If nothing specific in the logs maybe you can try turning off all but one client and add them gradually? I suspect client incompatibility/issue.
Are you using maybe channel that is overcrowded?
Edit: have read your post again and it is complete mystery

Interestingly enough, my first impression of the HTT firmware is very good. It (unscientifically) feels to have made the wifi way faster and smoother. I have deployed the latest version now to test drive, but I wish I used htt all along.

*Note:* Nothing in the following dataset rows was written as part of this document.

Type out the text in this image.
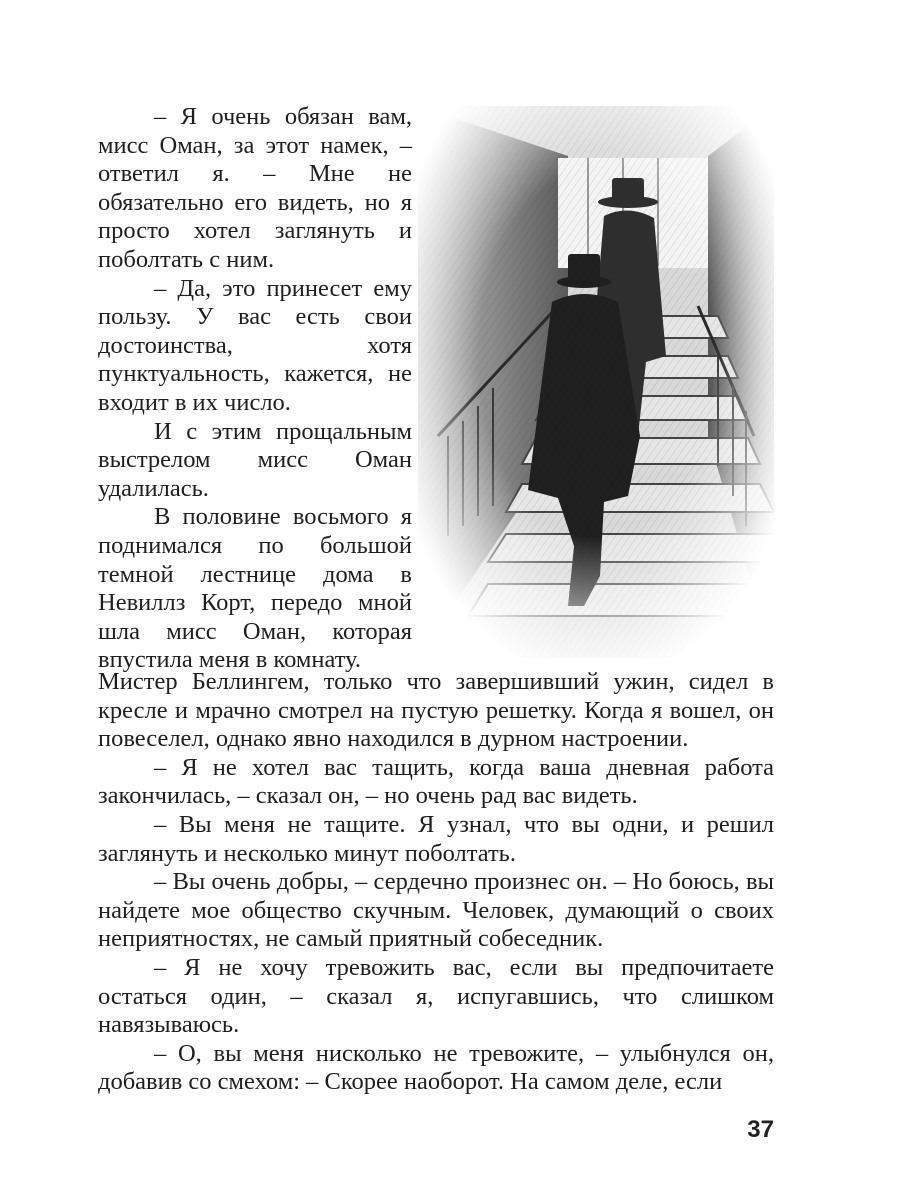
– Я очень обязан вам, мисс Оман, за этот намек, – ответил я. – Мне не обязательно его видеть, но я просто хотел заглянуть и поболтать с ним.

– Да, это принесет ему пользу. У вас есть свои достоинства, хотя пунктуальность, кажется, не входит в их число.

И с этим прощальным выстрелом мисс Оман удалилась.

В половине восьмого я поднимался по большой темной лестнице дома в Невиллз Корт, передо мной шла мисс Оман, которая впустила меня в комнату.

Мистер Беллингем, только что завершивший ужин, сидел в кресле и мрачно смотрел на пустую решетку. Когда я вошел, он повеселел, однако явно находился в дурном настроении.

– Я не хотел вас тащить, когда ваша дневная работа закончилась, – сказал он, – но очень рад вас видеть.

– Вы меня не тащите. Я узнал, что вы одни, и решил заглянуть и несколько минут поболтать.

– Вы очень добры, – сердечно произнес он. – Но боюсь, вы найдете мое общество скучным. Человек, думающий о своих неприятностях, не самый приятный собеседник.

– Я не хочу тревожить вас, если вы предпочитаете остаться один, – сказал я, испугавшись, что слишком навязываюсь.

– О, вы меня нисколько не тревожите, – улыбнулся он, добавив со смехом: – Скорее наоборот. На самом деле, если

37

There are 3-4 other APs that come and go on ch 6 plus others that seem to be well separated on ch 1 and 11. Even if it's overcrowded, wouldn't traffic that doesn't belong to my SSIDs be ignored somewhere at the hardware level? It shouldn't make it to hostapd, or should it?

You are right but still for the sake of test maybe you can switch temporarily to a different channel? Have you tried that already? Having no client connected but process still fairly busy - the only other thing that comes is hardware issue.

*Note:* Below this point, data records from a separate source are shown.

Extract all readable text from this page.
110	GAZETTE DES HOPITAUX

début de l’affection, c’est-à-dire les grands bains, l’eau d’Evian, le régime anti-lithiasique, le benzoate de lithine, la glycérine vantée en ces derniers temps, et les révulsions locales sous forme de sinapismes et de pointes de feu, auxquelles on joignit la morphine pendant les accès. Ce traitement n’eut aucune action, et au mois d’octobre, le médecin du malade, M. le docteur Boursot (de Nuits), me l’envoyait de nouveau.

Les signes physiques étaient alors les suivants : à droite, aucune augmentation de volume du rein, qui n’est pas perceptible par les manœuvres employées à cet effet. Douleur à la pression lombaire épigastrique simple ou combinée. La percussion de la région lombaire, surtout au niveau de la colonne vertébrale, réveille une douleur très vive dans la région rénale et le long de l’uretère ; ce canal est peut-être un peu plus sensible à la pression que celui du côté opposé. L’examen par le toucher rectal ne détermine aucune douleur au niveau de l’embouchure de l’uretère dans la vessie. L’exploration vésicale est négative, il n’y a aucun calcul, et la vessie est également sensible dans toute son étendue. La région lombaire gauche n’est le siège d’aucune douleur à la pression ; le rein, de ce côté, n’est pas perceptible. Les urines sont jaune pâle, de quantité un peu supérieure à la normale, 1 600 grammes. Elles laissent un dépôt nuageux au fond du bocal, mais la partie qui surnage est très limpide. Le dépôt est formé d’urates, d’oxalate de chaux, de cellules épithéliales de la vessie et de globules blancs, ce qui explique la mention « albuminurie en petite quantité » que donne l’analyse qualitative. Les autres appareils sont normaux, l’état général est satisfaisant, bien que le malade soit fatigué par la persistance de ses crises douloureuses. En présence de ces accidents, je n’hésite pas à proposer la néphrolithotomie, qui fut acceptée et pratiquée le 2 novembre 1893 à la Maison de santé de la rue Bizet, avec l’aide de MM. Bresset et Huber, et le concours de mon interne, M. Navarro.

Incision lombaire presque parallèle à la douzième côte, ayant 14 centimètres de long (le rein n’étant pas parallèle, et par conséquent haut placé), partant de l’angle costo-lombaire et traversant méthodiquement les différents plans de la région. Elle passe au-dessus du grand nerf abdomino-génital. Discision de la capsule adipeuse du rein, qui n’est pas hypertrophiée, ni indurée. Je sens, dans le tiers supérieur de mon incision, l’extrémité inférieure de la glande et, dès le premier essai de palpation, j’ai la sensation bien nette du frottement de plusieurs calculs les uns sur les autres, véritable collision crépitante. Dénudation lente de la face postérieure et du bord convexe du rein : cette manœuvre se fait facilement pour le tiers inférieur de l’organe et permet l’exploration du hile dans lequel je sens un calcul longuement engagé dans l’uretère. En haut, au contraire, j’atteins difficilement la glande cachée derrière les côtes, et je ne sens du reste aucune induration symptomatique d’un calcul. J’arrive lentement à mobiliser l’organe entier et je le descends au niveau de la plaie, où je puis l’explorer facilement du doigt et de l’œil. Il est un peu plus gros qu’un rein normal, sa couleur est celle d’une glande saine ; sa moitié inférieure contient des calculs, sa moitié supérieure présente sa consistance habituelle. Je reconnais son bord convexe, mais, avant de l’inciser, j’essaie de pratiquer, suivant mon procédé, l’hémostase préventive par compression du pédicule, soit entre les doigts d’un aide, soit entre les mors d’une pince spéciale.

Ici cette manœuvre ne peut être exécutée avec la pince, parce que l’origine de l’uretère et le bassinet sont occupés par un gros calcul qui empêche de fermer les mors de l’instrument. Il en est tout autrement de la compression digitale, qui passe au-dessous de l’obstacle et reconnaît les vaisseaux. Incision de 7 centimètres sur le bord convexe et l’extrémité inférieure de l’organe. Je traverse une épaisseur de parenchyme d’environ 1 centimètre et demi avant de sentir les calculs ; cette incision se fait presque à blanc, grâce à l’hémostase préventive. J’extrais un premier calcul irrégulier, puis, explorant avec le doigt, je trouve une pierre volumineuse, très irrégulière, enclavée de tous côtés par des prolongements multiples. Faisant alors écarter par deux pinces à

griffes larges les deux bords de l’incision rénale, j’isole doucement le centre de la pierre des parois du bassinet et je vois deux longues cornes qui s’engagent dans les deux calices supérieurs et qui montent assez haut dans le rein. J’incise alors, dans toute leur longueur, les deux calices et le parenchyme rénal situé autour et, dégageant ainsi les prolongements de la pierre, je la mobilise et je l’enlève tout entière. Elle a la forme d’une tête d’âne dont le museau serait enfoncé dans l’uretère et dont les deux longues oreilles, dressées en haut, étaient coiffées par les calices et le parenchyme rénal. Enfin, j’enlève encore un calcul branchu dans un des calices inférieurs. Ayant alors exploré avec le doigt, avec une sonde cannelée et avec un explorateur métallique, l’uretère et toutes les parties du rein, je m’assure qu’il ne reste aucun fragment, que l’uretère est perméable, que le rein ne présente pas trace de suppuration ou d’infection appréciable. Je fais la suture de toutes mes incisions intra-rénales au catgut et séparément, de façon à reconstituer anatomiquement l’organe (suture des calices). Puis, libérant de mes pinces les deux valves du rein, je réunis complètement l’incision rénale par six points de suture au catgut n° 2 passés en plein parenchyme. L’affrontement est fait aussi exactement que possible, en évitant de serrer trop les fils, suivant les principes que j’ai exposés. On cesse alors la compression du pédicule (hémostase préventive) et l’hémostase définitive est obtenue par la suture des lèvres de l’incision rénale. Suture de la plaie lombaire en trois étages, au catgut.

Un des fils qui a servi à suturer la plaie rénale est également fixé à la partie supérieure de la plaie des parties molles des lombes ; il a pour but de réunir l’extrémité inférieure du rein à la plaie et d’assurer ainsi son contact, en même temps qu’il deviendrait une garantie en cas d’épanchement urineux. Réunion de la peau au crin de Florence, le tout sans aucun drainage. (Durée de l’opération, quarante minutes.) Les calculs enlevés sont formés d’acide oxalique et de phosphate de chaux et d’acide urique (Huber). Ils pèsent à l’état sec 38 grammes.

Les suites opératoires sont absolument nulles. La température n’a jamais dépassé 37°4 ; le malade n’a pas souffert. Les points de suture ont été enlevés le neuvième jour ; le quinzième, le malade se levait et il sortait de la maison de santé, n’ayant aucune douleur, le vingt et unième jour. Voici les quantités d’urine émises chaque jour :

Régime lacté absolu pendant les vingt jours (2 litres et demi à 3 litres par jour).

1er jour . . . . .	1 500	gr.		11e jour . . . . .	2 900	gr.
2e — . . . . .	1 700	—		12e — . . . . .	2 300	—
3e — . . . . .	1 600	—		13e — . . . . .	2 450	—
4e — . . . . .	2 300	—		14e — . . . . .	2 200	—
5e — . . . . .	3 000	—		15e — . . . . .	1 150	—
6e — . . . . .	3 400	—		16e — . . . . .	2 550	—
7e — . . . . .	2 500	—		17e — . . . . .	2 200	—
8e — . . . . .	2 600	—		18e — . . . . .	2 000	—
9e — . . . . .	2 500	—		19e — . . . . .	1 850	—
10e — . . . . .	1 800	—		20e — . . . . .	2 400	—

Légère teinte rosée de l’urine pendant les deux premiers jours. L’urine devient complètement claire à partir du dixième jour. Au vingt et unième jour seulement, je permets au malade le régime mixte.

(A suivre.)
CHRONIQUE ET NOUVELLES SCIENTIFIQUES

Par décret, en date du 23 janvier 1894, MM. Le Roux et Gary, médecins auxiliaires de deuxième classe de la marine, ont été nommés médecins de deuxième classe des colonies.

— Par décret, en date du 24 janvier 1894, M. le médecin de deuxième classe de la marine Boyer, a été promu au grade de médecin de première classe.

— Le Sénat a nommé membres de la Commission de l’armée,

What is your version of hostapd?

I'll be damn! I just tried various channels, on the busiest ones the load goes even higher to 6-7%. On the ones that have no other APs, e.g. ch 8 (though there is interference on them from the neighboring channels) the load drops to about 0.7%. Does this make any sense? Why does hostapd, in user space, need to look at traffic that's not even intended for my SSIDs?
So the load does correlate with how busy a channel is, though that doesn't make any sense to me. Do you think this might be a bug?
hostapd v2.9 on hnyman build r12050-cf2f1fc687
Thanks @perceival, very good detective work!

1 Like

I have too little knowledge of data flows between processes and the way hostapd works.
Considering you are using it mostly for IoT I would go for ch 8.

1, 6, and 11 should be used to avoid interference. There should be no issue with hostapd consuming a little cpu.

1 Like

That would be the ideal setup (anyway for Europe better would be 1 5 9 13). But at least for my location the reality is 2.4GHz is a trash can. There is constant interference (see attached).

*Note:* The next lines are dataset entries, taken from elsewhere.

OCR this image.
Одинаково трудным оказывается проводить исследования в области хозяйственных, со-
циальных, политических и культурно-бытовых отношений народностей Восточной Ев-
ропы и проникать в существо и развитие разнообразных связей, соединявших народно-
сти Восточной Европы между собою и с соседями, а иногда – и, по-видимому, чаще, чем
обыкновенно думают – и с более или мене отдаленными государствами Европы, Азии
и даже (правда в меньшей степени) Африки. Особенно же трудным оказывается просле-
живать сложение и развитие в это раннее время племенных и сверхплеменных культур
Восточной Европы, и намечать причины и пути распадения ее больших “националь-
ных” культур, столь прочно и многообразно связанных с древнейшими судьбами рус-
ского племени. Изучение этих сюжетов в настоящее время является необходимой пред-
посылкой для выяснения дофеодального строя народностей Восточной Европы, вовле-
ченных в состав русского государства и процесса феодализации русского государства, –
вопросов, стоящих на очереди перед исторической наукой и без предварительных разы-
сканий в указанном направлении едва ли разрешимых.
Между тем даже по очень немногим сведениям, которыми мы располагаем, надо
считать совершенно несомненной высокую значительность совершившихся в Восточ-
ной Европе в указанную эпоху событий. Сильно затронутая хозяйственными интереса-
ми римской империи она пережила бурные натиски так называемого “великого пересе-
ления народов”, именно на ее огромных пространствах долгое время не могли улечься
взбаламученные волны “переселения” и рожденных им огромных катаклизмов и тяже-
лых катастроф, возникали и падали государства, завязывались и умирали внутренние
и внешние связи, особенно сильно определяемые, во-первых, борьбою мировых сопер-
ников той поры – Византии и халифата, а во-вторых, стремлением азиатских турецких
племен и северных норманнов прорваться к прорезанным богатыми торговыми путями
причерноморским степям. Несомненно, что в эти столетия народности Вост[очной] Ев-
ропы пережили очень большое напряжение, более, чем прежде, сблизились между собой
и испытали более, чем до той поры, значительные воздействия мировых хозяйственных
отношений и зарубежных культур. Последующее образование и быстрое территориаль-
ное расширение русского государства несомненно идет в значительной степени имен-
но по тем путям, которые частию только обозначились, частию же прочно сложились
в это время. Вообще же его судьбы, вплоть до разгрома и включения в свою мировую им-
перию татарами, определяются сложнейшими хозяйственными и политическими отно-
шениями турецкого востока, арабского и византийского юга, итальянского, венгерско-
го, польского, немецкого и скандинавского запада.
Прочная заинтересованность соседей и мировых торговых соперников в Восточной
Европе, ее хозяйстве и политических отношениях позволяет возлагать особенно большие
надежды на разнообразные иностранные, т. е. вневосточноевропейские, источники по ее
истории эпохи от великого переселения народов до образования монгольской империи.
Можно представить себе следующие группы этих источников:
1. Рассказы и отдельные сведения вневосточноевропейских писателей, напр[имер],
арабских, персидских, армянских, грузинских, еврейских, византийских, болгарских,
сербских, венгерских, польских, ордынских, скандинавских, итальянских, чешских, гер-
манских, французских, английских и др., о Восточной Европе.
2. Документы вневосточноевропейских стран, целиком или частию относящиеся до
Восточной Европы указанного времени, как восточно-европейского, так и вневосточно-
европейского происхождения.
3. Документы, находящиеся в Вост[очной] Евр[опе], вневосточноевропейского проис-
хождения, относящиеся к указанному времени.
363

To determine that the packets are not intended for your SSIDs?

I assume the hardware can handle that before decrypting a packet, MAC addresses/BSSID are not encrypted, the hardware should know which clients are associated and just drop the rest of the traffic. Why pass everything to user space just to ignore it?

Some update for the 5.4 kernel port...

nand driver works good (the config simbol has changed)

I think the eth port not working is related to the change to the stmmac driver (that got converted to phylink and had lots of change). I notice that the driver doesn't attach to the mii bus. Still searching if this expected or not.

1 Like

Will never happen.

You should choose the least crowded channel because you cannot transmit when a node with a different SSID but still on the same channel is transmitting. This will only be fixed with Spatial Frequency Reuse in WiFi 6. This is why mesh / pod systems are popular. By being very bad at receiving wifi signals, the tiny pod does not notice any other networks on the same channel and is always free to transmit.